Callbacks can be registered to receive time critical or recurring data from the device. The registration is done by appending your callback handler to the corresponding event:

void MyCallback(BrickletIndustrialDigitalOut4V2 sender, int value)
{
    System.Console.WriteLine("Value: " + value);
}

industrialDigitalOut4V2.ExampleCallback += MyCallback;

The available events are described below.

Note

Using callbacks for recurring events is always preferred compared to using getters. It will use less USB bandwidth and the latency will be a lot better, since there is no round trip time.
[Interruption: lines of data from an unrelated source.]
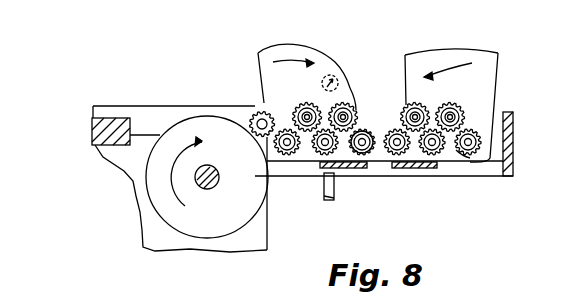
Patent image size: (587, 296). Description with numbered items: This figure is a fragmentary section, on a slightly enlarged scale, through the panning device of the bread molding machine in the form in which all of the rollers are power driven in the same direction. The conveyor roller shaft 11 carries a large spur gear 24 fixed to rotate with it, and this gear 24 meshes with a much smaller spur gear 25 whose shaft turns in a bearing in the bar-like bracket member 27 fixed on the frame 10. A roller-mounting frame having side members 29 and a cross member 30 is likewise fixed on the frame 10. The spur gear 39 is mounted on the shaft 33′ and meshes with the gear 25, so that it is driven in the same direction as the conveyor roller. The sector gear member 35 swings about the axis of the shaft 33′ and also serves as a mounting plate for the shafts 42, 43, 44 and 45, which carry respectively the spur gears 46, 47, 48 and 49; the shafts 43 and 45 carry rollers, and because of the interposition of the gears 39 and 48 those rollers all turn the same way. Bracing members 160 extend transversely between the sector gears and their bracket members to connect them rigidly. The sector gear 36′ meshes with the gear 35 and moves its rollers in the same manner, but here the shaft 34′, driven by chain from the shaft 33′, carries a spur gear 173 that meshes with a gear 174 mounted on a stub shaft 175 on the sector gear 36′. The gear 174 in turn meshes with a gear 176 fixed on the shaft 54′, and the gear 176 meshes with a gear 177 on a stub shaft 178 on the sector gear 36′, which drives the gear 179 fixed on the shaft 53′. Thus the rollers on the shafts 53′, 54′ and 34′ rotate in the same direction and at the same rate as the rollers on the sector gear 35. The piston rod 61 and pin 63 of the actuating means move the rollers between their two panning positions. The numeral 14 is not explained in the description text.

The frame 10 is at (150, 227).
The shaft 11 is at (205, 188).
The bearing block 14 is at (97, 128).
The spur gear 24 is at (160, 178).
The spur gear 25 is at (250, 116).
The bar-like bracket member 27 is at (119, 112).
The side members 29 is at (500, 178).
The cross member 30 is at (513, 165).
The shaft 33′ is at (270, 177).
The shaft 34′ is at (472, 143).
The sector gear member 35 is at (265, 52).
The sector gear 36′ is at (490, 62).
The spur gear 39 is at (261, 105).
The shaft 42 is at (309, 102).
The shaft 43 is at (300, 152).
The shaft 44 is at (340, 103).
The shaft 45 is at (352, 112).
The spur gear 46 is at (292, 103).
The spur gear 47 is at (343, 160).
The spur gear 48 is at (367, 108).
The spur gear 49 is at (370, 160).
The shaft 53′ is at (398, 160).
The shaft 54′ is at (428, 169).
The piston rod 61 is at (332, 202).
The pin 63 is at (340, 72).
The bracing members 160 is at (362, 168).
The spur gear 173 is at (480, 143).
The gear 174 is at (466, 118).
The stub shaft 175 is at (458, 106).
The gear 176 is at (462, 165).
The gear 177 is at (420, 103).
The stub shaft 178 is at (408, 100).
The gear 179 is at (427, 160).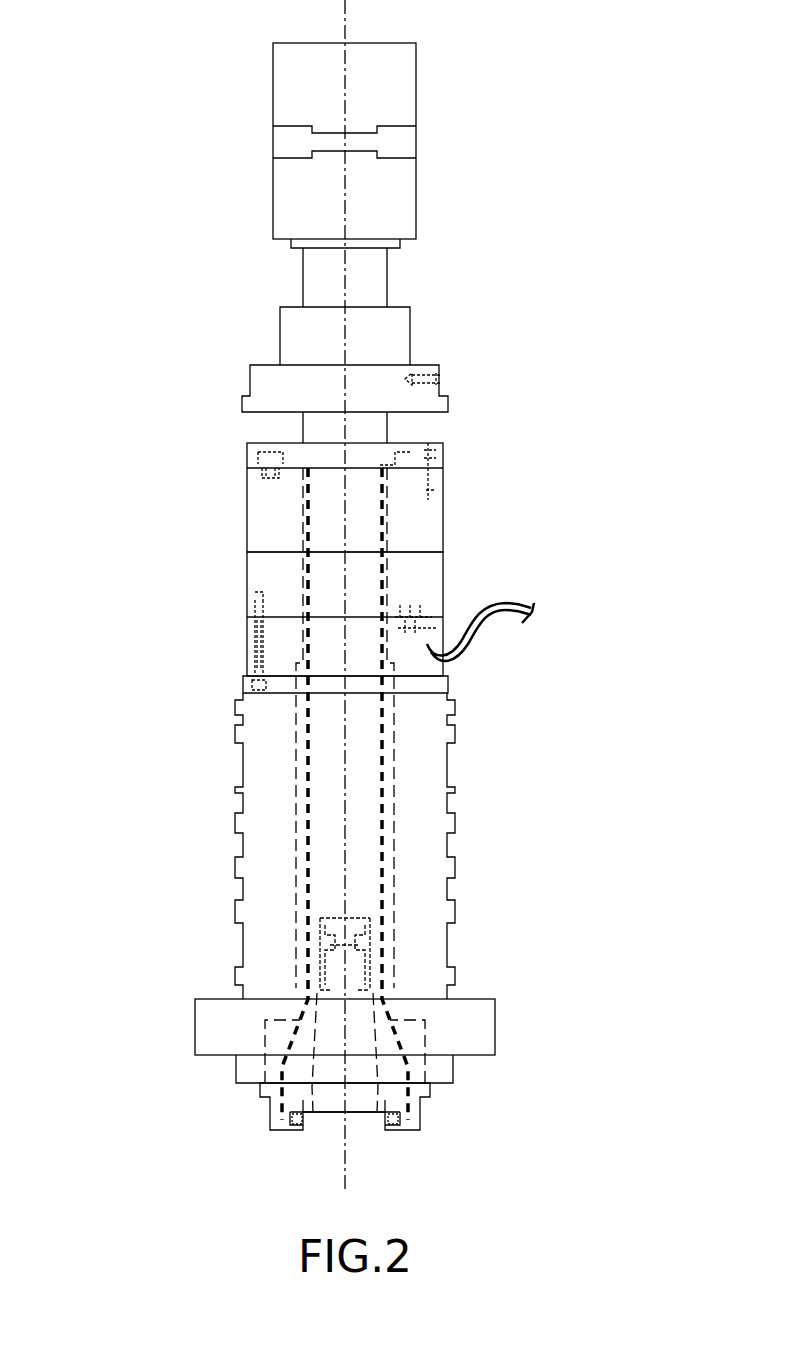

public event MonoflopDoneCallback(BrickletIndustrialDigitalOut4V2 sender, byte channel, bool value)

This callback is triggered whenever a monoflop timer reaches 0. The parameters contain the channel and the current value of the channel (the value after the monoflop).

Constants

public int DEVICE_IDENTIFIER

This constant is used to identify a Industrial Digital Out 4 Bricklet 2.0.

The GetIdentity() function and the EnumerateCallback callback of the IP Connection have a deviceIdentifier parameter to specify the Brick's or Bricklet's type.

public string DEVICE_DISPLAY_NAME

This constant represents the human readable name of a Industrial Digital Out 4 Bricklet 2.0.